A wall eight feet high with three strands of barbed wire is considered sufficient to deter a determined intruder, at least according to the advice offered by the CISSP professional certification. Although physical controls can be part of a multifaceted defense, an electronic attack affords the adversary time to develop the necessary tools to bypass any logical wall set before them. In the latest findings from the McAfee Advanced Threat Research team, we examine an adversary that was not content with a single campaign, but launched five distinct waves adapted to their separate targets. The new report “Operation Oceansalt Attacks South Korea, U.S., and Canada with Source Code from Chinese Hacker Group” analyzes these waves and their victims, primarily in South Korea but with a few in the United States and Canada.
Although one reaction is to marvel at the level of innovation displayed by the threat actor(s), we are not discussing five new, never-before-seen malware variants—rather the reuse of code from implants seen eight years prior. The Oceansalt malware uses large parts of code from the Seasalt implant, which was linked to the Chinese hacking group Comment Crew. The level of reuse is graphically depicted below:
Code Visualization of Recent Oceansalt with Older Seasalt
Who is Behind the Oceansalt Attack?
Originally taking the title APT1, the Comment Crew was seen as the threat actor conducting offensive cyber operations against the United States almost 10 years before. The obvious suspect is Comment Crew and, although this may seem a logical conclusion, we have not seen any activity from this group since they were initially exposed. Is it possible that this group has returned and, if so, why target South Korea?
It is possible that the source code developed by Comment Crew has now been used by another adversary. The code to our knowledge, however, has never been made public. Alternatively, this could be a “false flag” operation to suggest that we are seeing the re-emergence of Comment Crew. Creating false flags is a common practice.
What Really Matters
It is likely that reactions to this research will focus on debating the identity of the threat actor. Although this question is of great interest, answering it will require more than the technical evidence that private industry can provide. These limitations are frustrating. However, we can focus on the indicators of compromise presented in this report to detect, correct, and protect our systems, regardless of the source of these attacks.

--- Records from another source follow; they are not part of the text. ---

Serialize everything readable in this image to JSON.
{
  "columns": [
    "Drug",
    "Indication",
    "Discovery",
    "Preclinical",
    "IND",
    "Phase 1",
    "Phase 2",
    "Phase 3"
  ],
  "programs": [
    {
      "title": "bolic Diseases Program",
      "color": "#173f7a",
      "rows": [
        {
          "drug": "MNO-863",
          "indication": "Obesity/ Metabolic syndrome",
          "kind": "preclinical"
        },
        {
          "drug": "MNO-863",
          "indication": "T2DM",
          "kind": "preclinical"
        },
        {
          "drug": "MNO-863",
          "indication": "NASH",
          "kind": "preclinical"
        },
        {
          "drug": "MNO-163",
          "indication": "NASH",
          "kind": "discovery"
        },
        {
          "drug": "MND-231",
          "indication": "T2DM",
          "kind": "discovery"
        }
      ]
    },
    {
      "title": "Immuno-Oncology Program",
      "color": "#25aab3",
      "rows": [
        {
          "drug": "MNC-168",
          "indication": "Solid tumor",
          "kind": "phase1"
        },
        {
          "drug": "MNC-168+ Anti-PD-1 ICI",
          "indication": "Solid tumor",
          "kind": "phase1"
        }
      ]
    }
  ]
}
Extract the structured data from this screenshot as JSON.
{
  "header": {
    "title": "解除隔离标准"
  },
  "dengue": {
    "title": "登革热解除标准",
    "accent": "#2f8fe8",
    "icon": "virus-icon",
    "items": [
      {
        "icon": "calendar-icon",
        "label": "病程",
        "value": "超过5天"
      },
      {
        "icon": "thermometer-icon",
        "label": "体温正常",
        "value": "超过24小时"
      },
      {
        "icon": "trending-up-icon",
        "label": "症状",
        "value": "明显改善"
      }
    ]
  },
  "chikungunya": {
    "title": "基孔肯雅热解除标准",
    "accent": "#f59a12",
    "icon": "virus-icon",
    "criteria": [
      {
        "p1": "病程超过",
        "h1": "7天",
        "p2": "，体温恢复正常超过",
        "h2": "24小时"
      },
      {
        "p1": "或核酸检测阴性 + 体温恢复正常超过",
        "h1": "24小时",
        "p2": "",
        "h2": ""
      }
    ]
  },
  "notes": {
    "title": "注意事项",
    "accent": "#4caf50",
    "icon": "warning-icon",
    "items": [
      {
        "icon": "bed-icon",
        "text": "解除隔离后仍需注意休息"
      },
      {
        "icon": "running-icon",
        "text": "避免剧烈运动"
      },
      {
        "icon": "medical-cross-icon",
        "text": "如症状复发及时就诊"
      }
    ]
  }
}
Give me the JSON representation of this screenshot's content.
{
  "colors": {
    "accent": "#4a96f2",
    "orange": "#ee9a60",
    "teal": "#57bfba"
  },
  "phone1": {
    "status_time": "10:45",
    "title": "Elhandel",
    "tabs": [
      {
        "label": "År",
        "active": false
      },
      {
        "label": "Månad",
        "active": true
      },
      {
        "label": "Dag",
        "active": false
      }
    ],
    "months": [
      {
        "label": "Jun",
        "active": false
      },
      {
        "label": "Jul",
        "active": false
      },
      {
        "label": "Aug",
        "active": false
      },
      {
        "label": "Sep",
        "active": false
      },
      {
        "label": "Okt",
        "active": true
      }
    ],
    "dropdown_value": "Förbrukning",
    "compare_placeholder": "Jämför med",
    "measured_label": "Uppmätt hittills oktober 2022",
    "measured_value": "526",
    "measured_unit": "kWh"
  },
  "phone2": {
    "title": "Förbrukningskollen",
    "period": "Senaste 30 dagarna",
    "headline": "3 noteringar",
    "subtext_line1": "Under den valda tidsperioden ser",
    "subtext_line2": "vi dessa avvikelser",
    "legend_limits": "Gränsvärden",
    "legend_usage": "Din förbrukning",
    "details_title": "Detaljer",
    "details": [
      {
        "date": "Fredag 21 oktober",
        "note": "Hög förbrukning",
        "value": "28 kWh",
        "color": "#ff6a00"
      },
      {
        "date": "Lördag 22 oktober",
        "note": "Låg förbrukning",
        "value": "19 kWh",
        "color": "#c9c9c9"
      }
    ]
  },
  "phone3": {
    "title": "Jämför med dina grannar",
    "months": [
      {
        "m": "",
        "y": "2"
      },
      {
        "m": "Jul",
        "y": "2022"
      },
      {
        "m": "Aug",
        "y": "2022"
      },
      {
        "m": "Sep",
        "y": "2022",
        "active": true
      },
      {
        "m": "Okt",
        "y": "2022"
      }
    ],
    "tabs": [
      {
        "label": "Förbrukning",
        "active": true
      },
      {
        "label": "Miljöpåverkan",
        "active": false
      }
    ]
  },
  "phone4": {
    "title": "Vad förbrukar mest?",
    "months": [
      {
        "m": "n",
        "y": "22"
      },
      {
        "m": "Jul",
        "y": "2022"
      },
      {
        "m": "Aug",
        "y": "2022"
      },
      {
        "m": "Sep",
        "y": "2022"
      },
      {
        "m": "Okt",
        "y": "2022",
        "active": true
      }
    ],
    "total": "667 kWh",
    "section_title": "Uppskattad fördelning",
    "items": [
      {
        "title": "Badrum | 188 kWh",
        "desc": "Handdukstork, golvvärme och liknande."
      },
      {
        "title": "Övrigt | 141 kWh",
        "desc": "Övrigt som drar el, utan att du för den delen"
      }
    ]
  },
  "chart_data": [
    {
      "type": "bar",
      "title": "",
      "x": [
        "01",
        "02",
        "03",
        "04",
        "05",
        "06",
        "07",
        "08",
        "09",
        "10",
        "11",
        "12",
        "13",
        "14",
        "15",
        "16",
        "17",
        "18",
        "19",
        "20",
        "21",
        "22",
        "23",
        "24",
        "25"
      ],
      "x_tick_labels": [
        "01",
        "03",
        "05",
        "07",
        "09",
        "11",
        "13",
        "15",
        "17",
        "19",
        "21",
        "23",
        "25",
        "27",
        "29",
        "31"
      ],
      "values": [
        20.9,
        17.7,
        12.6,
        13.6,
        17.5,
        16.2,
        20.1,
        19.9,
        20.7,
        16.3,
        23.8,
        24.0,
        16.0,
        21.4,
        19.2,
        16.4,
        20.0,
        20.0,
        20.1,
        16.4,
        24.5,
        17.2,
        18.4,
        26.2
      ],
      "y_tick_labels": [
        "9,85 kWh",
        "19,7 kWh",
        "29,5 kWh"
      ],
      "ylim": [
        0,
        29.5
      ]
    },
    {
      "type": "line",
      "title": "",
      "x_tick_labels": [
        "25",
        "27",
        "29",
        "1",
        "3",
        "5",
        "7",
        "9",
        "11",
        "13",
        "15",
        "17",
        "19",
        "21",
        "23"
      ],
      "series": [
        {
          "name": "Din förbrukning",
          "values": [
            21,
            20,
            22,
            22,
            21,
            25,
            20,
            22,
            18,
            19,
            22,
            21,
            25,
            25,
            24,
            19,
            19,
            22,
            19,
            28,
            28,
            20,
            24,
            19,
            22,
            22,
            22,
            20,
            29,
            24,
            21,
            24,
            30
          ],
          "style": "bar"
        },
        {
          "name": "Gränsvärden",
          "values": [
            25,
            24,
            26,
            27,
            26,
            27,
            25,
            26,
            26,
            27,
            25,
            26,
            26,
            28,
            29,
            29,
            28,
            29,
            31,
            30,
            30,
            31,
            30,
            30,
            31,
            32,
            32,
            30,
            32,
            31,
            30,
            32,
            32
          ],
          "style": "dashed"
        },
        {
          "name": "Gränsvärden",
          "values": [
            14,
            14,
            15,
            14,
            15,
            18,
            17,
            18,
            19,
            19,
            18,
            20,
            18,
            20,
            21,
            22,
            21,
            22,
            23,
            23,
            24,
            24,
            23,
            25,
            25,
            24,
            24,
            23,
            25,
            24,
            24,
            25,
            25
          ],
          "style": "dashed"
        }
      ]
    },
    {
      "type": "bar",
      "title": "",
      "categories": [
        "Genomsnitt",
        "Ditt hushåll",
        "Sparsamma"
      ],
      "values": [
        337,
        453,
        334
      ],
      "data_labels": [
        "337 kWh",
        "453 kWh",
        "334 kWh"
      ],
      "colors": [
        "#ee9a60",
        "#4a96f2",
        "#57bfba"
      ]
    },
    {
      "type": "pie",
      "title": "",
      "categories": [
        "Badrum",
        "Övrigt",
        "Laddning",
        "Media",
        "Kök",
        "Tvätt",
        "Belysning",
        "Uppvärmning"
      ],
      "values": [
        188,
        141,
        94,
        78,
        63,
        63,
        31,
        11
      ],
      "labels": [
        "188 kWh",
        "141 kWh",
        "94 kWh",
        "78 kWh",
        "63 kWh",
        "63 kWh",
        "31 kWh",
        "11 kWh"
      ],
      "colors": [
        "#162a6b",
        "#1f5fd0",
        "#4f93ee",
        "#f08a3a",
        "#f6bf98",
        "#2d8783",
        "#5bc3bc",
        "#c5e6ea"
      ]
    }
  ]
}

Perhaps more important is the possible return of a previously dormant threat actor and, further, why should this campaign occur now? Regardless of whether this is a false flag operation to suggest the rebirth of Comment Crew, the impact of the attack is unknown. However, one thing is certain. Threat actors have a wealth of code available to leverage new campaigns, as previous research from the Advanced Threat Research team has revealed. In this case we see that collaboration not within a group but potentially with another threat actor—offering up considerably more malicious assets. We often talk about partnerships within the private and public sector as the key to tackling the cybersecurity challenges facing society. The bad actors are not putting these initiatives on PowerPoint slides and marketing material; they are demonstrating that partnerships can suit their ends, too.